Master of the Rolls proposes expanded advice scheme
Work-based learning element could be integrated in legal education curriculum
Law graduates who have completed the academic and vocational stages of qualifications should be allowed to assist litigants in person under a new scheme mooted by the Master of the Rolls this week.
Sir Terence Etherton said an expanded advice scheme supported by the profession, judges, the government, and regulators would help secure access to justice for the growing number of LiPs.
Giving the 2016 LawWorks pro bono lecture, the Master of the Rolls suggested the scheme could be deployed in law centres and university law clinics. It would also give out-of-work law graduates who haven’t secured a training contract or pupillage the opportunity to gain experience.
Unlike McKenzie friends, whom Etherton MR unequivocally warned against, advisers would be supervised and covered by their providers’ professional indemnity insurance. ‘Far better such an approach than that provided by unregulated, uninsured, professional McKenzie Friends of unknown skill and training,’ he said.
The Master of the Rolls’ proposal was one of several intended, as a whole, to come up with practical solutions to address concerns about access to justice in the context of reduced legal aid.
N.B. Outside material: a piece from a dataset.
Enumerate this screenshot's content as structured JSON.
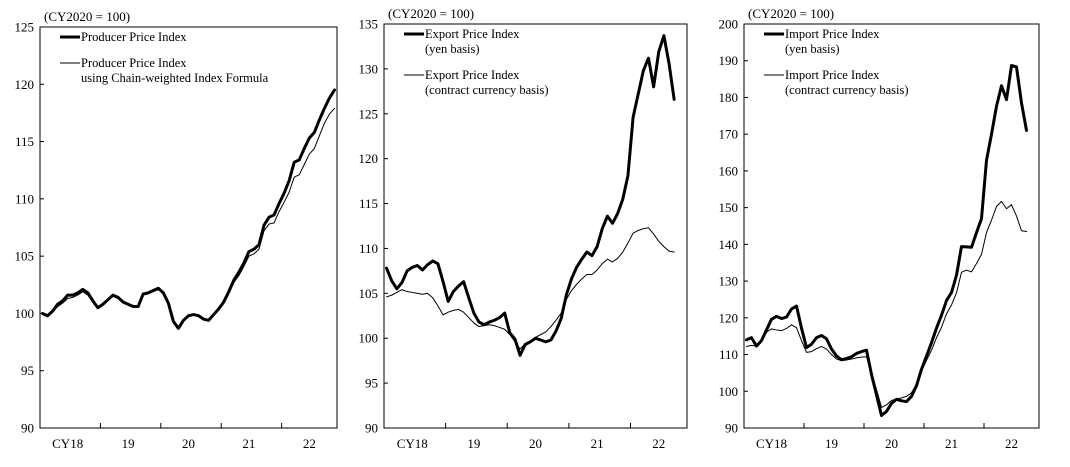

‘My starting point here is two features of our justice system: an over-supply of law graduates who, having expended a significant amount of money on academic and vocational education, do not enter into practice … and, secondly the increase in [LiPs]as a consequence of the withdrawal of legal aid. Should we not consider how we can do two things: facilitate entry into practice of these law graduates and while so doing provide legal advice and assistance to LiPs?’ Sir Terence asked.
These graduates would provide advice as trainees registered with the university or pro bono advice centre and would only be able to do so after undertaking specific training and under supervision by qualified lawyers.
The proposal also included the suggestion that universities and legal education providers could incorporate this training into their courses. Such as development would chime with the Solicitors Regulation Authority’s proposed solicitors qualifying examination. Under the ecurrent proposal, the professional stage two component would open up the possibility of work-based learning outside the current two-year training contract framework.
‘There is, it seems to me, much to be said for the proposal,’ the senior judge said. ‘It calls for detailed consideration; not least to assess its potential incorporation it into any redesign of legal education.’